The term ‘virtualization’ originated in the computing world and has come to represent the creation of a virtual device or resource, such as a server, network, operating system or storage device to enhance the computer’s overall output or efficiency.  For example, in storage virtualization you are pooling the physical storage capacity from multiple network devices into a single virtual storage device that is managed from a central console.

Ever hear the expression, ‘Two heads are better than one’?  Well, what if you can have the knowledge and expertise of two heads but have the administrative overhead and oversight of just one head?  In that case, surely one big head would be better than two small heads.   Twice the value, half the size…  This is virtualization in a nutshell.

With a universal goal of centralizing tasks while improving scalability and productivity, virtualization of resources seems to be an ongoing trend in the world.  Just as IT infrastructures are virtualized to capitalize on the handing off of resources between multiple applications and VPNs allow us to interact with secure systems without leaving our homes, the natural transition of virtualization is to move to the other less technical realms of the real world.  Point in fact, the National Science Foundation is now expounding upon what we’ve learned about virtualization in the computing world and is tailoring its diverse methodologies to pilot the virtualization of research institutes.

On October 5th, 2011, the United States NSF announced its Science Across Virtual Institutes (SAVI) initiative.  This initiative aims to establish virtual institutions stretching across distinct campuses and countries, which unites physically distant institutions into one ‘virtual institution’ with many centralized objectives and tasks.  NSF is currently supporting three pilot virtual institutions which will serve as the cornerstone of the SAVI initiative, showcasing both bi-lateral and multilateral projects across three distinct fields: wireless communications, mathematics and statistics, and physics of living systems.

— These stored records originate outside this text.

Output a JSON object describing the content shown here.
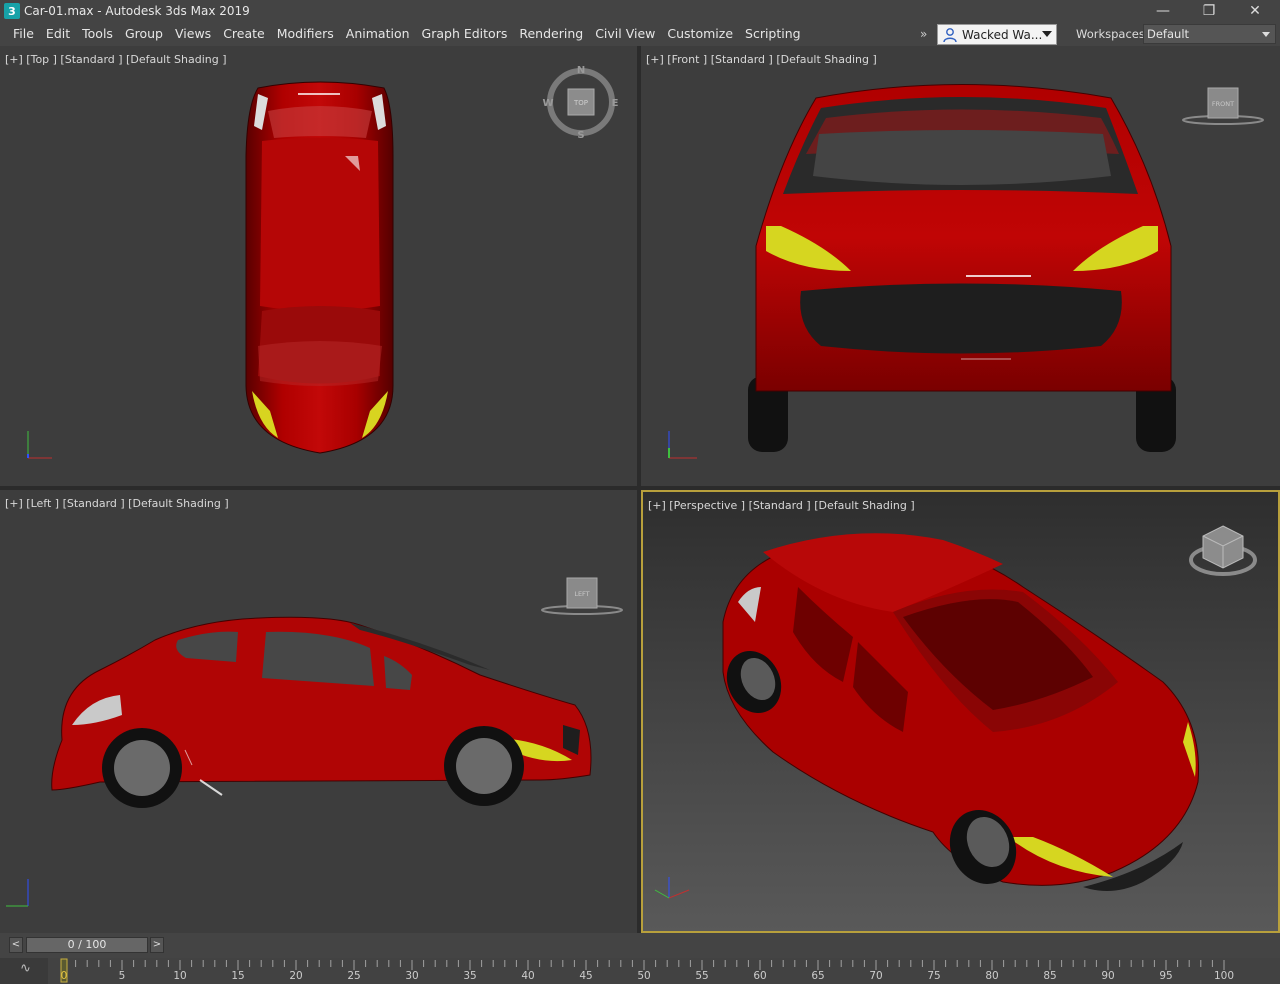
{
  "window": {
    "title": "Car-01.max - Autodesk 3ds Max 2019",
    "app_icon": "3",
    "controls": {
      "minimize": "—",
      "restore": "❐",
      "close": "✕"
    }
  },
  "menu": {
    "items": [
      {
        "label": "File"
      },
      {
        "label": "Edit"
      },
      {
        "label": "Tools"
      },
      {
        "label": "Group"
      },
      {
        "label": "Views"
      },
      {
        "label": "Create"
      },
      {
        "label": "Modifiers"
      },
      {
        "label": "Animation"
      },
      {
        "label": "Graph Editors"
      },
      {
        "label": "Rendering"
      },
      {
        "label": "Civil View"
      },
      {
        "label": "Customize"
      },
      {
        "label": "Scripting"
      }
    ],
    "overflow": "»",
    "user": "Wacked Wa...",
    "workspaces_label": "Workspaces:",
    "workspace": "Default"
  },
  "viewports": {
    "top": {
      "label": "[+] [Top ] [Standard ] [Default Shading ]",
      "cube": "TOP"
    },
    "front": {
      "label": "[+] [Front ] [Standard ] [Default Shading ]",
      "cube": "FRONT"
    },
    "left": {
      "label": "[+] [Left ] [Standard ] [Default Shading ]",
      "cube": "LEFT"
    },
    "perspective": {
      "label": "[+] [Perspective ] [Standard ] [Default Shading ]"
    }
  },
  "compass": {
    "n": "N",
    "s": "S",
    "e": "E",
    "w": "W"
  },
  "timeline": {
    "prev": "<",
    "next": ">",
    "frame": "0 / 100",
    "ticks": [
      "0",
      "5",
      "10",
      "15",
      "20",
      "25",
      "30",
      "35",
      "40",
      "45",
      "50",
      "55",
      "60",
      "65",
      "70",
      "75",
      "80",
      "85",
      "90",
      "95",
      "100"
    ]
  },
  "colors": {
    "car": "#a00000",
    "accent": "#b8a03c",
    "light": "#d6d620"
  }
}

SAVI-funded projects will receive $50,000 to $400,000 per year for up to five years targeted at maintaining/supporting the collaborative efforts between multiple physical institutions. The funds are not available as standalone opportunities, but rather as supplements to existing projects or aspects of future proposals to open grant opportunities sponsored by NSF Directorates and Offices. The primary objective of this initiative is to stimulate collaborative projects between STEM researchers and educators from multiple countries. The end goal is to establish long-standing international research partnerships that sustain themselves long after NSF SAVI funding has ended.

NSF will only support the US-based partner, requiring that members of the proposed projects from outside of the US obtain funding from their own corresponding NSF-equivalent agency for their own research and activities.

We expect that additional details and information will be forthcoming from NSF and more information should continue to flow onto the Program Information page.  Appropriate contacts at the various directorates and offices can also be found on the SAVI website as well as summaries of the three pilot projects selected by NSF.

SAVI is truly a unique and innovative approach to encouraging collaborative efforts as it is not a standard competition or stand-alone opportunity.  A traditional downside of many large scope opportunities that require multilateral collaboration is that there is often not enough time to construct the international team and finalize the associated proposal before the deadline.  With SAVI funding provided as a supplement or add-on to an existing opportunity, the collaborating organizations theoretically will have already planned out their proposed work and/or prepared partnerships in advance.

Overall, this virtualization program will encourage institutions to share expertise, equipment, facilities, and data.  As national budgets continue to boil over, this is a prime example of a funding agency wisely promoting a mechanism to establish a collaborative environment, where multiple institutions can leverage their combined knowledge and expertise to more effectively and efficiently produce valuable science.